Surely a large section of the MSG masses followed the score bucket-by-bucket on their phones. Or streamed the game in some sort of sports-multitasking challenge. But the dopamine hit intensifies when the analog world of content creators delivers the news in 496-point font. Real magic is found in togetherness not solitude. We know what to do with teams that bust our brackets and then bust into our hearts.

March Madness is the greatest sporting event in the world because it reinforces a universal truth all fans would rather ignore. No one knows anything. The future is unknowable and the Saint Peter's of the world prove that over and over and over again. History cannot be written in advance, it must be cataloged in the present.

They're teams of destiny because they change destiny. Or what the rational portions of the brain believe is pre-written destiny. They grab the chisel and write their names on the wall by brute force and heroics. We're learning those names right now as we always do. They're forever welcomed into our consciousness.

Shaheen Holloway, the former player who feels like a sixth man at times with his unflappable demeanor. Daryl Banks III, the Los Angeles kid who created a big blue nation with 27 points against Kentucky. Doug Edert, who Kevin Harlan said looks like a young Sam Rockwell with supreme confidence and coolness — the mustache of a million memes.

A bandwagon has amassed to a side rivaling any of these storybook teams, surely the largest since Loyola with the potential to break ll of the records. Cinderellas speak to us because we all have a chip on our shoulder, no matter how hard we try to deny it. They are avatars for disrespect and constraints.

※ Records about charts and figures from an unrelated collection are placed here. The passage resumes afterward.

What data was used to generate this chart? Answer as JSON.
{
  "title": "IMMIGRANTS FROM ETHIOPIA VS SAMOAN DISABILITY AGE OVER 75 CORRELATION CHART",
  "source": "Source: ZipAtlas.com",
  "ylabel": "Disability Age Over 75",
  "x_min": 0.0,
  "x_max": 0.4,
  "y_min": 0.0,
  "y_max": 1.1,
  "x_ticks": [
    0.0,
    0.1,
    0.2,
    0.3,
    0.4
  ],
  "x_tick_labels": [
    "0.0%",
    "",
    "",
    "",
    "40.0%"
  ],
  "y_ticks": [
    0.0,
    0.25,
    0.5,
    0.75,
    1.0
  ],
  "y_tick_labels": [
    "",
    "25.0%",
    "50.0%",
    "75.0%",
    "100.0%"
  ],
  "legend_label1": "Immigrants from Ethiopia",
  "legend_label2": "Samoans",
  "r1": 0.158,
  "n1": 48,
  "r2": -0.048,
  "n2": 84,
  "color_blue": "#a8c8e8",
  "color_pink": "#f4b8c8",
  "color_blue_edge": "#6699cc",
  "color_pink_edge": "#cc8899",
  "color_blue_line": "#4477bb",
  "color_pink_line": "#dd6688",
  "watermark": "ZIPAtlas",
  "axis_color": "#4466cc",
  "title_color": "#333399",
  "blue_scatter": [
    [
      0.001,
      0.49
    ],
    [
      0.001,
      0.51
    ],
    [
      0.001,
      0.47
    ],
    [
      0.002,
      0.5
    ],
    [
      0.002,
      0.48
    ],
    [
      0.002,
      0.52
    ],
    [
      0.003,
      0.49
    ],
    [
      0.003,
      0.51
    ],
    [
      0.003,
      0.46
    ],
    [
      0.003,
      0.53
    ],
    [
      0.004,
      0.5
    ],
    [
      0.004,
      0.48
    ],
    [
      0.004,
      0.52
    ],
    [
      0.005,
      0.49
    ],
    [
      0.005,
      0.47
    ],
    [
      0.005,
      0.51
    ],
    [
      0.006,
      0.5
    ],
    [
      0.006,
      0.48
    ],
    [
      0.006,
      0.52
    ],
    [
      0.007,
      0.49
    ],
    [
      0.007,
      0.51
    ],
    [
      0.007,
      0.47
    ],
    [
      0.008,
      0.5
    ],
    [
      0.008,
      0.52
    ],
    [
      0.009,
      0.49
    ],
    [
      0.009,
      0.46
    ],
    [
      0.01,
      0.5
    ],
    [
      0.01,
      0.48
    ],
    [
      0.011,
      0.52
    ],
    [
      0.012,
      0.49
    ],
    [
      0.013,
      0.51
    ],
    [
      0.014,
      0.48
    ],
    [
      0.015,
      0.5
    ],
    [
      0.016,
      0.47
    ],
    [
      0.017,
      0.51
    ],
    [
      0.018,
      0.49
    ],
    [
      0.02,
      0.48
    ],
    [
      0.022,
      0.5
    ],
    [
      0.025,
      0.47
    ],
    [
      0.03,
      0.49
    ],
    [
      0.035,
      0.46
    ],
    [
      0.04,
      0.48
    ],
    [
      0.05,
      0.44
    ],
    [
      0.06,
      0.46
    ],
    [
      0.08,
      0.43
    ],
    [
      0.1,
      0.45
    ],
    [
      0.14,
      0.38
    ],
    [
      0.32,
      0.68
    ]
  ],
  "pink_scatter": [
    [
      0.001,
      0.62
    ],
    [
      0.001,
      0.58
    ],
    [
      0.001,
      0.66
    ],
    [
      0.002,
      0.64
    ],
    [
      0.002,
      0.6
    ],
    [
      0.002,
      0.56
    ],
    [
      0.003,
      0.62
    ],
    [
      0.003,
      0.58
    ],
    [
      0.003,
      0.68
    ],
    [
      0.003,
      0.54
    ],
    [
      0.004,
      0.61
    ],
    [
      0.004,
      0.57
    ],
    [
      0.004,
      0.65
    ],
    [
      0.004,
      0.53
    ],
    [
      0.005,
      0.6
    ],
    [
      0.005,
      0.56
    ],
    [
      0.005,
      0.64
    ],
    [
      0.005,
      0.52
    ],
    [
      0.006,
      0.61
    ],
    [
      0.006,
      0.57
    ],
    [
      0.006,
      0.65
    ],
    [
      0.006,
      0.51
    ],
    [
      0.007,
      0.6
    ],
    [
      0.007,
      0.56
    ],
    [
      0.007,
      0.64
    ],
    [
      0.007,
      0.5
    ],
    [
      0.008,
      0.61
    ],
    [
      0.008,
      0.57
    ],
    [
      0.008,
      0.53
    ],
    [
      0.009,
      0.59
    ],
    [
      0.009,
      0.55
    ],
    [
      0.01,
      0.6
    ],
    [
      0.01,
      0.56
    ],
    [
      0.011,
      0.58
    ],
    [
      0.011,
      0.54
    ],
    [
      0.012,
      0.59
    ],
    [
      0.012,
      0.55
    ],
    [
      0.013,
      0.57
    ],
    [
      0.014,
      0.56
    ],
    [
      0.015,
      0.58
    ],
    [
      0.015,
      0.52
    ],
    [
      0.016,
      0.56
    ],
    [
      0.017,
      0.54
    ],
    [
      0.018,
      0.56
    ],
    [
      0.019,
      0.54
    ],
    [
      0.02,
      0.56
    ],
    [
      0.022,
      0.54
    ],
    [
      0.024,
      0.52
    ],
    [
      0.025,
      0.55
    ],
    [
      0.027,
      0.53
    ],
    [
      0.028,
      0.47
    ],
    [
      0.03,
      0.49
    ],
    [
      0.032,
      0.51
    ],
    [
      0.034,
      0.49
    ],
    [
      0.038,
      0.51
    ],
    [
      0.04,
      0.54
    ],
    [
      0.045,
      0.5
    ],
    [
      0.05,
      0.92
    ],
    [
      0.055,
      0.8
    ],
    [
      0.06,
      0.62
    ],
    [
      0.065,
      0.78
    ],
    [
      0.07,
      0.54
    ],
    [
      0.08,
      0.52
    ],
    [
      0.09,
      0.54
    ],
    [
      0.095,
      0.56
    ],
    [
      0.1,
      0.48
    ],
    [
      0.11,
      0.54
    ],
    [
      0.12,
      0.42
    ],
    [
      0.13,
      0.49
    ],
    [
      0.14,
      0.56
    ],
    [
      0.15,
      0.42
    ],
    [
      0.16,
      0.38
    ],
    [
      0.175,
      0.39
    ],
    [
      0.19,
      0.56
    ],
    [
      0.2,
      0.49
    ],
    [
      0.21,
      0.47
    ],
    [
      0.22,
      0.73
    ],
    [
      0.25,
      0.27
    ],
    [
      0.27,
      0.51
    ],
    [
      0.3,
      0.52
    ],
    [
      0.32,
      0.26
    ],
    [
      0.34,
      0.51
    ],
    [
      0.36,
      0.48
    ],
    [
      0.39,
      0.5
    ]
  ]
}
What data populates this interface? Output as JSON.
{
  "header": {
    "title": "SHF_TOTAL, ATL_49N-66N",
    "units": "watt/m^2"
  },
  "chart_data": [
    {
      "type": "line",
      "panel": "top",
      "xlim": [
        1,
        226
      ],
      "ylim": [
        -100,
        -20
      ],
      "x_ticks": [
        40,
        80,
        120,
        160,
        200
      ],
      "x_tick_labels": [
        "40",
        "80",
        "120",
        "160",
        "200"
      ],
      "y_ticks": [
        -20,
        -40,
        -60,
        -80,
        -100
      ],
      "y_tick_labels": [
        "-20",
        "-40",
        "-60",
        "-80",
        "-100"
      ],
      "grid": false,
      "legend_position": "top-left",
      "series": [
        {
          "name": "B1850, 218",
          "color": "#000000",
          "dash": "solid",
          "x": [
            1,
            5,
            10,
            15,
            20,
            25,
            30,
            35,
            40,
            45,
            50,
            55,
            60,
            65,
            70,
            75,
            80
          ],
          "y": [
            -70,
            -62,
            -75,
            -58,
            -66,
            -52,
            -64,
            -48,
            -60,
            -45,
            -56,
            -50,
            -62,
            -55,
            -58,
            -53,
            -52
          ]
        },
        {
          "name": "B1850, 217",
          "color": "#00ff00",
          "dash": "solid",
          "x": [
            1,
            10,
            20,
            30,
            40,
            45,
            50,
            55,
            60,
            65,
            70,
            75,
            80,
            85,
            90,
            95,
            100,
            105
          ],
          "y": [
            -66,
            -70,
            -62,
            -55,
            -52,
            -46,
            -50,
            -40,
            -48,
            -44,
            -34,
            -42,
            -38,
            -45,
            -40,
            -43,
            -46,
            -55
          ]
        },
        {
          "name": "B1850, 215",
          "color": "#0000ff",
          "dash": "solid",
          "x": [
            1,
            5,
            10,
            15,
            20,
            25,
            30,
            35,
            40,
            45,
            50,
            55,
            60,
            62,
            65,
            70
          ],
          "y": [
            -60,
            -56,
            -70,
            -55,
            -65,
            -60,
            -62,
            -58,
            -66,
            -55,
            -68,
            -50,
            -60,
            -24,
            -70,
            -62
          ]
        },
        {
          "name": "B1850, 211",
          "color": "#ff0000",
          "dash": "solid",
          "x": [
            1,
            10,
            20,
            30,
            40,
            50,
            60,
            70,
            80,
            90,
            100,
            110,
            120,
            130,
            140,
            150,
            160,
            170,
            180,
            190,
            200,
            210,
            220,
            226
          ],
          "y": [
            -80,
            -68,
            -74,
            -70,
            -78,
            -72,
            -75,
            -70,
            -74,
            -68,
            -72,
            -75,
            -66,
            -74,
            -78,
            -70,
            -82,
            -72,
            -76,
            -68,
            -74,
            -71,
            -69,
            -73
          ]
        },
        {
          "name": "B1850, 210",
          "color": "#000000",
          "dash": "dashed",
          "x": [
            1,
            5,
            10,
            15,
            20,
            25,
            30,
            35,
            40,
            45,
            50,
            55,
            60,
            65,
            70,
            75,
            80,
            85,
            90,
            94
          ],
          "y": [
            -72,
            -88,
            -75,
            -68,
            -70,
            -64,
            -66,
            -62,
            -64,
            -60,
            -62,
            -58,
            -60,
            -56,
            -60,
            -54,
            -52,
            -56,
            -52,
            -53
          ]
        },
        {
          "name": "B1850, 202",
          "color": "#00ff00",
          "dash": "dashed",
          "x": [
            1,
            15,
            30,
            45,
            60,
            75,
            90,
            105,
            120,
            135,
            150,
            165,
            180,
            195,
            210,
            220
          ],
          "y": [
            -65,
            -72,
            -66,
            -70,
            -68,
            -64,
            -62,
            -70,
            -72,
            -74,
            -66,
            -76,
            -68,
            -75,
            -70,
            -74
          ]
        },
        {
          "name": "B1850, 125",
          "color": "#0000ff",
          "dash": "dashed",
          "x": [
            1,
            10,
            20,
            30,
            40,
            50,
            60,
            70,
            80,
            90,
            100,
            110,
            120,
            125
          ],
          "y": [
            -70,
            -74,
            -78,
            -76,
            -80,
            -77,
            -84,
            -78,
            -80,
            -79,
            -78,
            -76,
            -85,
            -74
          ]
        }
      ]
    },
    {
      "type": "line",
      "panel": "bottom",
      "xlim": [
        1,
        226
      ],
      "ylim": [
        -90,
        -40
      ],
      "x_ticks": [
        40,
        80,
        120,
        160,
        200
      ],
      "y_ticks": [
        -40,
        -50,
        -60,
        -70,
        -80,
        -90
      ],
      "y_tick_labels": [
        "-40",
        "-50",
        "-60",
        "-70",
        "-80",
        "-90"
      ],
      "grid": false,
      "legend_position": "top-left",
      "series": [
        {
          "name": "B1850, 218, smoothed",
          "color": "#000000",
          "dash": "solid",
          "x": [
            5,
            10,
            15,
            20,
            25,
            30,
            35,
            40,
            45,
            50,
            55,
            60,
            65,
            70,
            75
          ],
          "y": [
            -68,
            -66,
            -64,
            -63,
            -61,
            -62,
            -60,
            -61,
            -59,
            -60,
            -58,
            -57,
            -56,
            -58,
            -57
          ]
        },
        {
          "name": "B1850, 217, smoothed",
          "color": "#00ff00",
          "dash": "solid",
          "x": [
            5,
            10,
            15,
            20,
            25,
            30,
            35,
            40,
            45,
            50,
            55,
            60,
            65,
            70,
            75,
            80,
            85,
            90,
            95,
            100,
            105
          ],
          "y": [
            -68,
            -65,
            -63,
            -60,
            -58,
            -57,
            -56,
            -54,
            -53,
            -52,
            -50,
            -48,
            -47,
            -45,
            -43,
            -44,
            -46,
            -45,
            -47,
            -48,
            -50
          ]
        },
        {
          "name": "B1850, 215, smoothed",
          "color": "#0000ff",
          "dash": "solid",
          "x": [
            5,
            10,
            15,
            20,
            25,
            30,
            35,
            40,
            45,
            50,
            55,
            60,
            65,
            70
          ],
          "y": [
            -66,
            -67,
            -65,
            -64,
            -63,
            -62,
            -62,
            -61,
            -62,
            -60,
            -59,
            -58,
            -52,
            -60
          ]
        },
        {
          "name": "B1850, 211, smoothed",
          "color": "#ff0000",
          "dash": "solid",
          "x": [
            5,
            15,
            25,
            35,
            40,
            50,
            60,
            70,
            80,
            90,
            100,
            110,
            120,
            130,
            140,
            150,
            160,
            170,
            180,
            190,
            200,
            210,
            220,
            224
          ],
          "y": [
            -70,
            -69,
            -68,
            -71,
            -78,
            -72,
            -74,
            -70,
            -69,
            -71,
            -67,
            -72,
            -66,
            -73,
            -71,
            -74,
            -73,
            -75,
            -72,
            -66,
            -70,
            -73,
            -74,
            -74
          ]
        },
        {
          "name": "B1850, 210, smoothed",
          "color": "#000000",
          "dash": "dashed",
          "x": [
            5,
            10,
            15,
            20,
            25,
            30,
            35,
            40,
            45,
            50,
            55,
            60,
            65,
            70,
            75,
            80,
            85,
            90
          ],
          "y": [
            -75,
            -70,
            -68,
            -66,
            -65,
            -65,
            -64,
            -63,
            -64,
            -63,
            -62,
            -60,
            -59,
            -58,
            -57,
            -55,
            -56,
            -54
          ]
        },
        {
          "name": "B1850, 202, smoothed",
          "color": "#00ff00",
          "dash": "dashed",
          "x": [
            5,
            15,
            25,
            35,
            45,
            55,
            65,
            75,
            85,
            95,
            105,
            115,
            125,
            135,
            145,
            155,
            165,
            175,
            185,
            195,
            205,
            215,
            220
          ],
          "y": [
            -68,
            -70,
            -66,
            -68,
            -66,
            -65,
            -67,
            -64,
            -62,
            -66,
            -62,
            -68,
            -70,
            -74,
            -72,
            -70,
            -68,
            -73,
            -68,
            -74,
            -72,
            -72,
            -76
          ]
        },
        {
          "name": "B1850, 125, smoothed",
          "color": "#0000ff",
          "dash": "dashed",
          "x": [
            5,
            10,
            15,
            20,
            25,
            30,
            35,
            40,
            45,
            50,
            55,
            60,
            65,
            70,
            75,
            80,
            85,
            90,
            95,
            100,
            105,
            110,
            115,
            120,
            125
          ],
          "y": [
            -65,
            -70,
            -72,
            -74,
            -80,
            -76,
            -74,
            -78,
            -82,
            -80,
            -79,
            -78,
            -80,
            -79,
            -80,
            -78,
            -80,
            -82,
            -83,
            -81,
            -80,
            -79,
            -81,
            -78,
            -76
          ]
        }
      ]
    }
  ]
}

To see them overcome, seemingly always on sheer will no matter how much physical talent is ever-present, affirms something inside. We champion these Davids as they slay Goliaths, most importantly, because it feels so damn good.

It's harder today than ever before to share a reality with a near-universal approval rating. Saint Peter's is that miracle, that one-in-a-million event horizon that's welcomed with open arms and pleas to cut down the nets and stay a little while longer.